Additionally, in about one third of this group of patients, we saw ¹⁸F-FDG activity localized to the adipose tissue in the perinephric region and among the large vessels in the mediastinum. To our knowledge, this finding has not been reported in the literature. Because of the locations of the ¹⁸F-FDG activity, this could easily be misinterpreted as adrenal metastases, lower rib metastases, or malignant lymph nodes in the mediastinum. In this situation, measurement of the SUV is not helpful in differentiating between malignant and benign etiology. As shown in this group of patients, ¹⁸F-FDG activity in adipose tissue can be very intense, with the SUV_max as high as 20 in 1 patient. Occasionally it can obscure real findings when a malignant lymph node is mixed in with the subcutaneous fat and assumed to be benign ¹⁸F-FDG uptake in adipose tissue.

Paravertebral uptake describes the characteristic longitudinal array of ¹⁸F-FDG foci along both sides of the thoracic spine, shown on the PET/CT images to be in the intercostal spaces.

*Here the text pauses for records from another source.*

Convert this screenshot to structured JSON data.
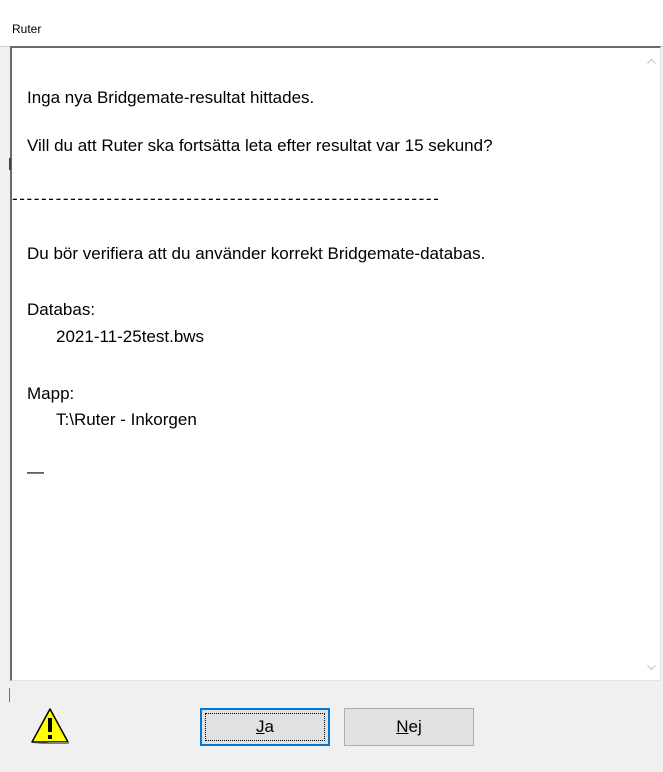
{
  "window": {
    "title": "Ruter"
  },
  "message": {
    "line1": "Inga nya Bridgemate-resultat hittades.",
    "line2": "Vill du att Ruter ska fortsätta leta efter resultat var 15 sekund?",
    "separator": "-----------------------------------------------------------",
    "line3": "Du bör verifiera att du använder korrekt Bridgemate-databas.",
    "database_label": "Databas:",
    "database_value": "2021-11-25test.bws",
    "folder_label": "Mapp:",
    "folder_value": "T:\\Ruter - Inkorgen",
    "trailer": "—"
  },
  "buttons": {
    "yes": {
      "mnemonic": "J",
      "rest": "a"
    },
    "no": {
      "mnemonic": "N",
      "rest": "ej"
    }
  },
  "icons": {
    "warning": "warning-icon",
    "scroll_up": "scroll-up-icon",
    "scroll_down": "scroll-down-icon"
  },
  "colors": {
    "focus_border": "#0078d7",
    "warning_fill": "#ffff00"
  }
}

In the past, it has always been assumed to be due to muscle tension in anxious patients. Because of the complexity of the anatomy at this location, even with the fusion images, we cannot determine whether the ¹⁸F-FDG activity localizes in the muscle, the costovertebral joints, or the adipose tissue. However, in this study all of the patients showing this pattern also showed neck fat, suggesting a common etiology—that is, uptake in adipose tissue.

In this series, ¹⁸F-FDG activity was mapped to well-defined muscles in 12 patients (1.4%). In some patients, possible causes of abnormal muscle tone were present, such as prior head and neck surgery or radiation therapy. The intensity of ¹⁸F-FDG uptake in the muscles was low to moderate in the majority of patients (9/12), with the SUV_max ranging from 3 to 5.8. In the other 3 patients, however, there was intense ¹⁸F-FDG activity in individual muscles, with the SUV_max >10. One of these patients had recent surgery in the vicinity that might have caused increased muscle tension. In the other 2 patients, the reason for the intense ¹⁸F-FDG uptake remained unknown.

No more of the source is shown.